Nicht nur Recht sprechen, sondern es auch so erklären, dass es alle verstehen. Und zwar dort, wo es auch alle mitbekommen. Jonathan Schramm findet, dass Gerichte und Staatsanwaltschaften mehr für die Vorzüge des Rechtsstaats werben sollten.
Gerichte sprechen durch ihre Entscheidungen. Dieser Satz ist normativ so richtig wie faktisch unvollständig. Nicht erst seit der US-Vizepräsident oder anlässlich ihrer strafrechtlichen Verurteilung auch Le Pen offen davon sprechen, dass politisch instrumentalisierte Richter:innen nicht die legitime Macht der Exekutive kontrollieren dürften, ist klar: Die Autorität von Gerichten und die Akzeptanz rechtsstaatlicher Prinzipien sind nicht länger selbstverständlich, sondern werden strategisch nicht nur inhaltlich, sondern vor allem auch kommunikativ angegriffen.

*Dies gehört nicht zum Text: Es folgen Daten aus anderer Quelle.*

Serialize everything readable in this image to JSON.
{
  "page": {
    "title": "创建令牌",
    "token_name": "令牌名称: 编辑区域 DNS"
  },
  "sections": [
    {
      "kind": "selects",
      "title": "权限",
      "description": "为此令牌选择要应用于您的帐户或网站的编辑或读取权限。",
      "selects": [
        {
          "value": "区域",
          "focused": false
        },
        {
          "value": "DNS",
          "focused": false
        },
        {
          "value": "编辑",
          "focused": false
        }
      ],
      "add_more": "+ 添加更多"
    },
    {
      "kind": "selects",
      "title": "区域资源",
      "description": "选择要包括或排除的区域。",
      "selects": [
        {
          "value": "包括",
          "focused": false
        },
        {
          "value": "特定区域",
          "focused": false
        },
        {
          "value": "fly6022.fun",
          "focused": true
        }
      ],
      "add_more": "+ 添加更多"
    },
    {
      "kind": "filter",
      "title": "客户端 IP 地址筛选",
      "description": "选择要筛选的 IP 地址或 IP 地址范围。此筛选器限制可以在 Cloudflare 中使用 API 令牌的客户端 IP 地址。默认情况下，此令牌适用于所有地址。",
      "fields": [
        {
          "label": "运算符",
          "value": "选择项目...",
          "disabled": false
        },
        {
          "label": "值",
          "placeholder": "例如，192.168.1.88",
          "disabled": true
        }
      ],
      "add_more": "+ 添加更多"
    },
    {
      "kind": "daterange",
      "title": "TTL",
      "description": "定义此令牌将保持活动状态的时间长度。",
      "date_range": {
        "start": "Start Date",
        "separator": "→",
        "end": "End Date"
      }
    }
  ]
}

Jede:r Jurist:in sollte deshalb heutzutage erklären (können), warum Gerichte, Rechtsstaat und Rechtsbindung staatlichen Handelns kein überflüssiger Luxus und schon gar nicht undemokratisch sind, sondern im Interesse jedes und jeder Einzelnen – und das auf den Kanälen und in der Sprache, die dem Recht Unterworfene nutzen bzw. verstehen. So zeigt die kürzliche Reaktion des Präsidenten des Supreme Courts auf exekutive Drohungen gegen Richter beispielhaft, wie zukünftig öfter kommuniziert werden muss.
Welches Narrativ sich in Deutschland zu Rechtsbindung, Rechtsstaat und unabhängigen Gerichten durchsetzt, wird auch davon abhängen, ob sich Justiz, Rechtswissenschaft und rechtliche Institutionen weiter ausschließlich als normative Entscheider:innen und passive Beobachter:innen verstehen oder beginnen, zusätzlich (!) öffentlich deutlicher für Rechtsstaatlichkeit einzustehen.
Recht nicht nur machen, sondern auch erklären
Richter:innen, Juraprofessor:innen und Jurist:innen im Allgemeinen beschränken sich heute noch überwiegend darauf, Entscheidungen und Ansichten normativ zu begründen und rechtlich zu argumentieren – so wie sie es eben in Studium und Referendariat über viele Jahre gelernt haben.
Im Kern nicht als ihre Aufgabe sehen es die meisten von ihnen an, für die faktische Akzeptanz von Entscheidungen und die Akzeptanz des Gesamtsystems "Rechtsstaat" zu sorgen. Ausnahmen bestätigen die Regel, wenn zum Beispiel in Israel Richter:innen Widerstand gegen Justizreformen organisieren oder deutsche Juraprofessor:innen fordern, die Politik möge Völkerrecht respektieren. Insoweit sollte die Ausnahme zur Regel werden.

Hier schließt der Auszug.